Luego de tomar prisioneros a los amotinados, nueve de estos fueron ejecutados por fusilamiento en la plaza de Altagracia, entre ellos, dos poetas: José Mármol y Lorenzo Álvarez, apodado “El Rano”, ambos caroreños.
Los acontecimientos tomaron un giro dramático cuando los reos fueron conducidos en fila al paredón contiguo a la plaza acompañados por el sacerdote de la iglesia de Altagracia con el fin de darles los últimos auxilios espirituales, mientras declamaban un poema compuesto por uno de ellos.
La gente se arremolinaba en medio del terroso ámbito de la plaza. Suenan los redoblantes y uno de los condenados intentó dirigirse al público gritando: “SOY UN HIJO DEL AMOR”, pero su grito fue ahogado por el sonido de los tambores. Uno de los reos, enardecido, dio la orden de fuego y los soldados confundidos dispararon y una de las balas destrozó el crucifijo que llevaba el prelado. En medio del desconcierto se dio la orden de disparar y uno de los condenados se desmayó antes de recibir algún impacto de bala, pero luego uno de los soldados se acercó y le dio un tiro en la frente.

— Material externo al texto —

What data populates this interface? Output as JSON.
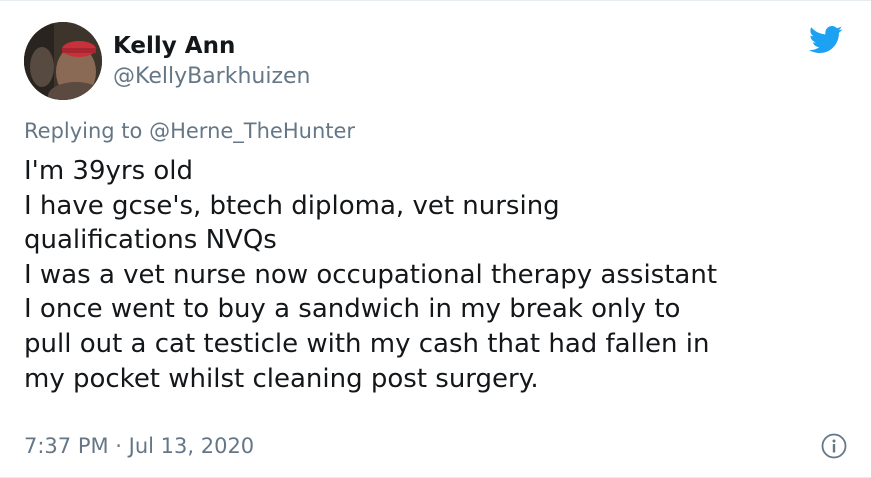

Lo curioso de este caso es que el presidente de la República doctor José María Vargas había firmado por intermedio de la Corte de Justicia la suspensión de la ejecución, la cual fue aprobada en Caracas el día 26 de diciembre, pero en el término de la distancia, el bando del perdón llegó el 31 de diciembre, cuando ya era demasiado tarde.
Otro dato curioso fue el hecho de que los cadáveres quedaron expuestos durante varios días a un lado del paredón y nadie se atrevía a darles sepultura, por el temor de ser acusados de pertenecer a la causa de los conjurados, pues se había corrido el rumor de que las autoridades habían dado la orden de poner preso al primero que se acercara a los muertos porque eso significaría que pudieran ser seguidores de los insurrectos. Los cadáveres ya hedían y el cura, desesperado, que ya había pasado de casa en casa en busca de voluntarios para realizar las exequias, no conseguía quien lo hiciera.
Por fin tuvo una idea y fue cuando pensó que los que habrían de realizar los funerales de los difuntos ejecutados debían ser neutrales políticamente hablando, es decir alguien que pudiera estar en uno u otro bando indistintamente. Fue así como el sacerdote reunió a varias mujeres que ejercían la prostitución en la ciudad y entre ellas y algunas plañideras y por la caridad pública fueron llevados los féretros a la iglesia y así pudieron hacer los funerales de los ajusticiados.